The passage is honest about what excessive drink is good for… It neither glamourises or judges it:

Let beer be for those who are perishing,
wine for those who are in anguish!
Let them drink and forget their poverty
and remember their misery no more.

Finally, this section emphasises the obligation of those in power to have compassion and ensure justice for the vulnerable.

It’s a Monday morning, and I’ll have many opportunities this week to be part of just that in my work and church life, it’s just great!

The second half of the chapter is a famous description of the wife of noble character. These days it instantly brings to mind my mother, at whose funeral verses from this passage were read.

She was in some senses more than this description – it doesn’t refer specifically to the value of a wicked sense of humour, kindness or emotional supportiveness, all of which she had in spades.  I don’t think its intended as an exhaustive recipe for a perfect woman. And as for:

Charm is deceptive, and beauty is fleeting;
    but a woman who fears the Lord is to be praised.
Honor her for all that her hands have done,
    and let her works bring her praise at the city gate.

Yes yes!

Reaching the end of Proverbs, I’m thinking so much of it is a “for instance”… specific reactions to a specific sets of circumstances, from which we are to learn models of how to respond, rather than literal lessons.  If Kelly, my wife, ever literally acted like the wife of noble character I would become confused and demand my real wife back. The thrust of this advice is to to look beyond the shallow to the things of deeper value. To be looking for a true life partner, not a decoration.

Yeah, its sort of sexist that the whole book appears to be directed specifically at young men, even though its theme – how stop being a fool – is a bit redeeming on that score. And as an older man, I’ve thought helpfully about how to live well, and contemplated how difficult and ongoing is aligning our thoughts and actions to the love of God.

Psalm 84

Another for which I simply have to include a choral setting. It inspired gorgeous soaring, light, sweeping romantic music in Brahms that I can’t not hear when I read it.
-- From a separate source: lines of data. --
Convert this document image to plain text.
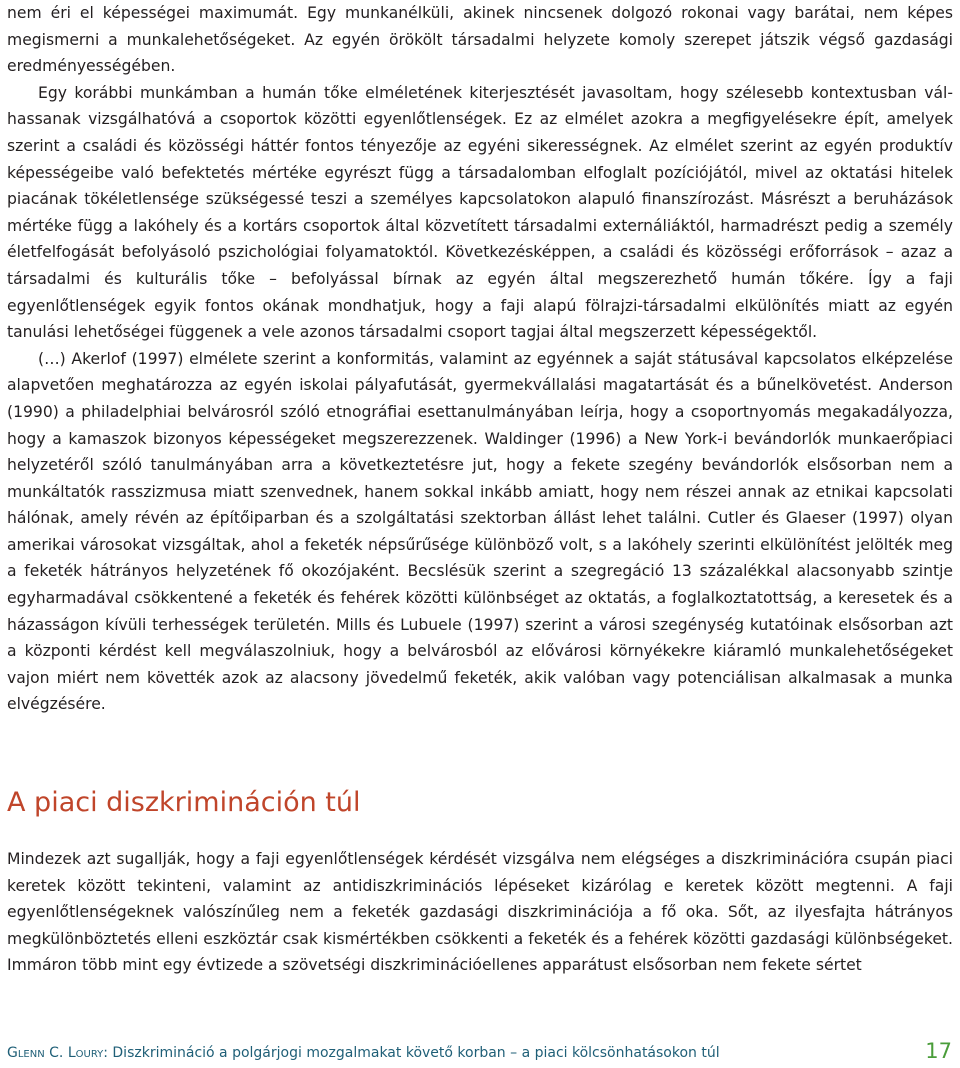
nem éri el képességei maximumát. Egy munkanélküli, akinek nincsenek dolgozó rokonai vagy barátai, nem képes megismerni a munkalehetőségeket. Az egyén örökölt társadalmi helyzete komoly szerepet játszik végső gazdasági eredményességében.

Egy korábbi munkámban a humán tőke elméletének kiterjesztését javasoltam, hogy szélesebb kontextusban válhassanak vizsgálhatóvá a csoportok közötti egyenlőtlenségek. Ez az elmélet azokra a megfigyelésekre épít, amelyek szerint a családi és közösségi háttér fontos tényezője az egyéni sikerességnek. Az elmélet szerint az egyén produktív képességeibe való befektetés mértéke egyrészt függ a társadalomban elfoglalt pozíciójától, mivel az oktatási hitelek piacának tökéletlensége szükségessé teszi a személyes kapcsolatokon alapuló finanszírozást. Másrészt a beruházások mértéke függ a lakóhely és a kortárs csoportok által közvetített társadalmi externáliáktól, harmadrészt pedig a személy életfelfogását befolyásoló pszichológiai folyamatoktól. Következésképpen, a családi és közösségi erőforrások – azaz a társadalmi és kulturális tőke – befolyással bírnak az egyén által megszerezhető humán tőkére. Így a faji egyenlőtlenségek egyik fontos okának mondhatjuk, hogy a faji alapú fölrajzi-társadalmi elkülönítés miatt az egyén tanulási lehetőségei függenek a vele azonos társadalmi csoport tagjai által megszerzett képességektől.

(…) Akerlof (1997) elmélete szerint a konformitás, valamint az egyénnek a saját státusával kapcsolatos elképzelése alapvetően meghatározza az egyén iskolai pályafutását, gyermekvállalási magatartását és a bűnelkövetést. Anderson (1990) a philadelphiai belvárosról szóló etnográfiai esettanulmányában leírja, hogy a csoportnyomás megakadályozza, hogy a kamaszok bizonyos képességeket megszerezzenek. Waldinger (1996) a New York-i bevándorlók munkaerőpiaci helyzetéről szóló tanulmányában arra a következtetésre jut, hogy a fekete szegény bevándorlók elsősorban nem a munkáltatók rasszizmusa miatt szenvednek, hanem sokkal inkább amiatt, hogy nem részei annak az etnikai kapcsolati hálónak, amely révén az építőiparban és a szolgáltatási szektorban állást lehet találni. Cutler és Glaeser (1997) olyan amerikai városokat vizsgáltak, ahol a feketék népsűrűsége különböző volt, s a lakóhely szerinti elkülönítést jelölték meg a feketék hátrányos helyzetének fő okozójaként. Becslésük szerint a szegregáció 13 százalékkal alacsonyabb szintje egyharmadával csökkentené a feketék és fehérek közötti különbséget az oktatás, a foglalkoztatottság, a keresetek és a házasságon kívüli terhességek területén. Mills és Lubuele (1997) szerint a városi szegénység kutatóinak elsősorban azt a központi kérdést kell megválaszolniuk, hogy a belvárosból az elővárosi környékekre kiáramló munkalehetőségeket vajon miért nem követték azok az alacsony jövedelmű feketék, akik valóban vagy potenciálisan alkalmasak a munka elvégzésére.

A piaci diszkrimináción túl

Mindezek azt sugallják, hogy a faji egyenlőtlenségek kérdését vizsgálva nem elégséges a diszkriminációra csupán piaci keretek között tekinteni, valamint az antidiszkriminációs lépéseket kizárólag e keretek között megtenni. A faji egyenlőtlenségeknek valószínűleg nem a feketék gazdasági diszkriminációja a fő oka. Sőt, az ilyesfajta hátrányos megkülönböztetés elleni eszköztár csak kismértékben csökkenti a feketék és a fehérek közötti gazdasági különbségeket. Immáron több mint egy évtizede a szövetségi diszkriminációellenes apparátust elsősorban nem fekete sértet

Glenn C. Loury: Diszkrimináció a polgárjogi mozgalmakat követő korban – a piaci kölcsönhatásokon túl	17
It’s about being in the presence of God, describing it as lovely, describing how much the writer yearns for it.

I think of it as heaven, and also the joy of having found God, knowing him. God’s presence now.

For the writers it could have described the journey to the temple, that dwelling place of God.
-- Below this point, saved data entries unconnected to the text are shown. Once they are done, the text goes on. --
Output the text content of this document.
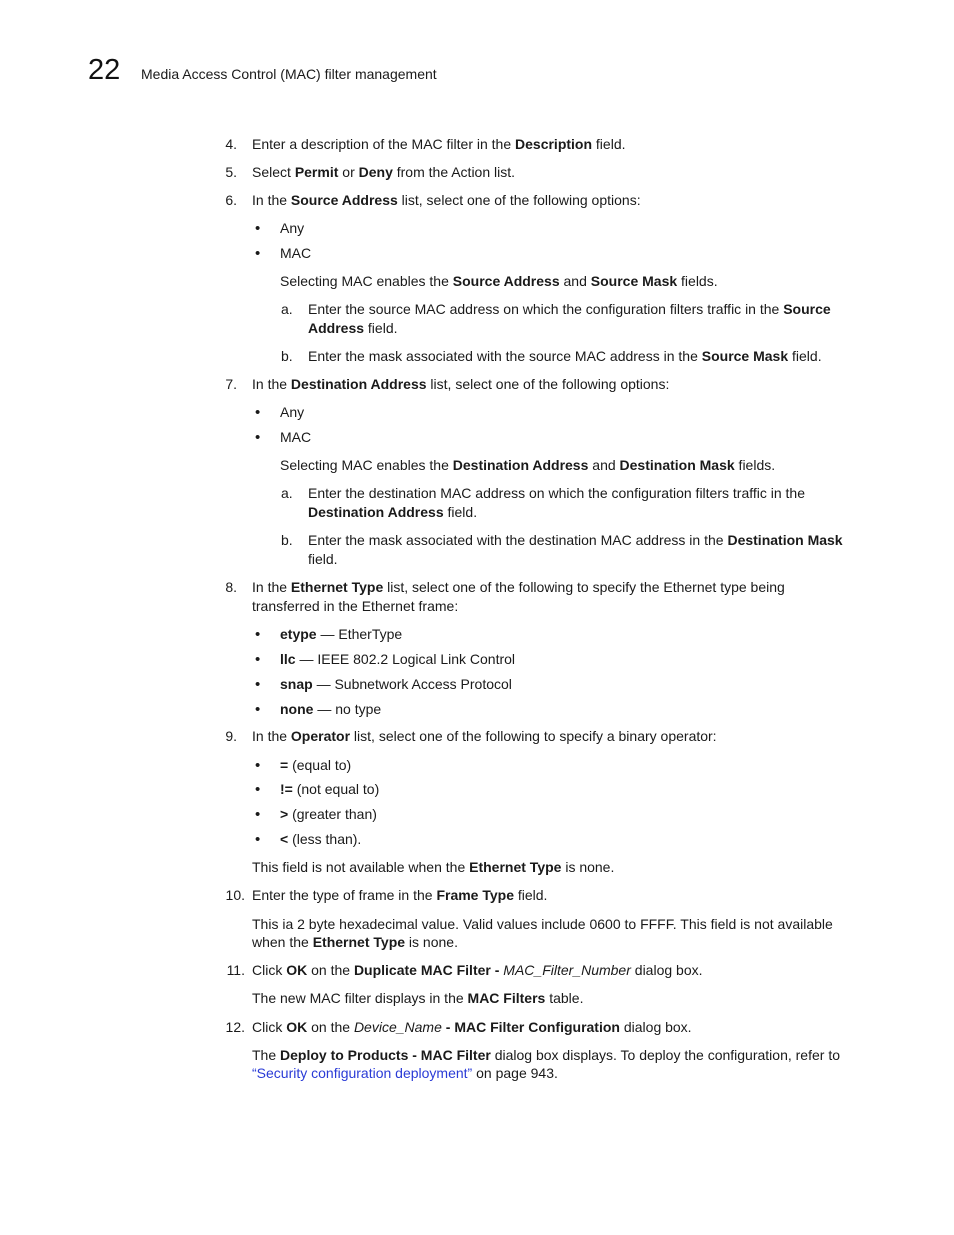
22 Media Access Control (MAC) filter management
4. Enter a description of the MAC filter in the Description field.
5. Select Permit or Deny from the Action list.
6. In the Source Address list, select one of the following options:
•
Any
•
MAC
Selecting MAC enables the Source Address and Source Mask fields.
a. Enter the source MAC address on which the configuration filters traffic in the Source
Address field.
b. Enter the mask associated with the source MAC address in the Source Mask field.
7. In the Destination Address list, select one of the following options:
•
Any
•
MAC
Selecting MAC enables the Destination Address and Destination Mask fields.
a. Enter the destination MAC address on which the configuration filters traffic in the
Destination Address field.
b. Enter the mask associated with the destination MAC address in the Destination Mask
field.
8. In the Ethernet Type list, select one of the following to specify the Ethernet type being
transferred in the Ethernet frame:
•
etype — EtherType
•
llc — IEEE 802.2 Logical Link Control
•
snap — Subnetwork Access Protocol
•
none — no type
9. In the Operator list, select one of the following to specify a binary operator:
•
= (equal to)
•
!= (not equal to)
•
> (greater than)
•
< (less than).
This field is not available when the Ethernet Type is none.
10. Enter the type of frame in the Frame Type field.
This ia 2 byte hexadecimal value. Valid values include 0600 to FFFF. This field is not available
when the Ethernet Type is none.
11. Click OK on the Duplicate MAC Filter - MAC_Filter_Number dialog box.
The new MAC filter displays in the MAC Filters table.
12. Click OK on the Device_Name - MAC Filter Configuration dialog box.
The Deploy to Products - MAC Filter dialog box displays. To deploy the configuration, refer to
“Security configuration deployment” on page 943.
But all have in common the security, the joy, of being connected to the author of life.

On Friday I went to the funeral of Haley the 2 years 4 months child of a co-worker who had a brain tumour. I only ever saw her very unwell, but they showed video of her playing Peekaboo, delighting in some bread, and enjoying presents on her second Christmas, before the diagnosis

It was a short life, but it was a precious life. It says in the psalm that one day being merely a doorkeeper in the courts of God is worth 1000 anywhere else.

On days like last Friday the certainty of grace in Jesus means we looked back on her life not only with sadness but as beautiful and joyous. Her middle name was joy, and she gave it, knew it and will know it for eternity.

How lovely are your dwellings fair oh Lord of hosts! My soul ever longeth and fainteth for the blessed courts of the Lord.

This video is from the funeral for the Queen mother, and when they get to the cascading peals of the blessed ever praising God the camera seems to rise up the Westminster Abbey pillars almost to the heavens. The chords and overlapping melodies are more glorious and luscious than I remember!